Wine is a compatability layer on Linux. Basically, it just makes it able to run .exe files so that stuff that never got a Linux port can be run using Windows programs. It took me a few tries to get it installed properly, but it worked SUPER well. I was able to install Battle.net because I wanted to try to play World of Warcraft classic on it, and although I did get it on there, the animation on the login window is too intense for the laptop so it freezes before I can log in. There's a way around it, but I never got to it. I was also able to get Needy Streamer Overload to run as well, which was... interesting. It ran, Wine did amazing, but uh... I haven't mentioned the specs of this laptop yet, have I?

So, pretty obviously, an old laptop from 2006 isn't exactly going to have the best hardware compared to computers of today. However, what I didn't expect was for it to be well... this bad. So, it has 2 GB of ram. Not a big deal, I was able to order new ram and bump it up to 4 GB, which is the first time I ever actually opened a laptop and installed ram. It took some tinkering but I got it to work. It has a NVIDIA GeForce Go 7800, which is The GPU Ever. It has a really hard time running pretty much any video games, and I had to turn off the dot animation on Discord because it made it mad... I don't recall the exact processor type now, but it was only 2 GHZ. So... it can run Terraria and that's kind of it.

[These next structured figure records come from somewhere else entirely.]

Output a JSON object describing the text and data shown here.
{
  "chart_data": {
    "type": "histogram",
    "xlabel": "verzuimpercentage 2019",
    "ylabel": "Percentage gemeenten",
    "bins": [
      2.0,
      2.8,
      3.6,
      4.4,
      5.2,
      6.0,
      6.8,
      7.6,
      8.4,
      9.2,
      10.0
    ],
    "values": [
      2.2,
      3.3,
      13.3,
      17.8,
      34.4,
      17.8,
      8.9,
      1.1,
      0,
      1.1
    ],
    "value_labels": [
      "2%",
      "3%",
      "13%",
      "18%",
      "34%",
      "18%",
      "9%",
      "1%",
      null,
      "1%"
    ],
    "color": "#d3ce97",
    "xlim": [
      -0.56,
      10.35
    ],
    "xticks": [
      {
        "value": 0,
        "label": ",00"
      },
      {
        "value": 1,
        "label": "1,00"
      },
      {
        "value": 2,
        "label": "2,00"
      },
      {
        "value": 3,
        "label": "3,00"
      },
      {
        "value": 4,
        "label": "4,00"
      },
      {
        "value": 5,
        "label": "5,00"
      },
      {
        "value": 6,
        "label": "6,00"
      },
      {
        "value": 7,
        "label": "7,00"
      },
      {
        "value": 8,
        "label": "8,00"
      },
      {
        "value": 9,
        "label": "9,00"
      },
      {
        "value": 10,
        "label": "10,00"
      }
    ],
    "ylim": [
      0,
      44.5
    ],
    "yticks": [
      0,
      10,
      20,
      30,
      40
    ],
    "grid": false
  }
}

And Terraria didn't even load. It would try to and then close itself. No error message or anything! I actually also got Minecraft to work, but um... I tried doing 1.7.2, which should have worked because when I played Minecraft on it back in 2014, when 1.7.2 was out, it worked fine. It corrupted and crashed. More than anything, I just find it funny. That's the extent of my gaming on it right now, but I really want to try to get WOW classic working on it. Maybe I'll try TurtleWOW.

Last thing of interest is that I completely changed the interface on it. I think my favorite part of Linux is how deeply customizable it is. Like, that's the whole point of Linux. But, I was able to customize the apperance of my laptop completely to make it look like the interface from Needy Streamer Overload, which was SUPER fun to do and it looks really awesome.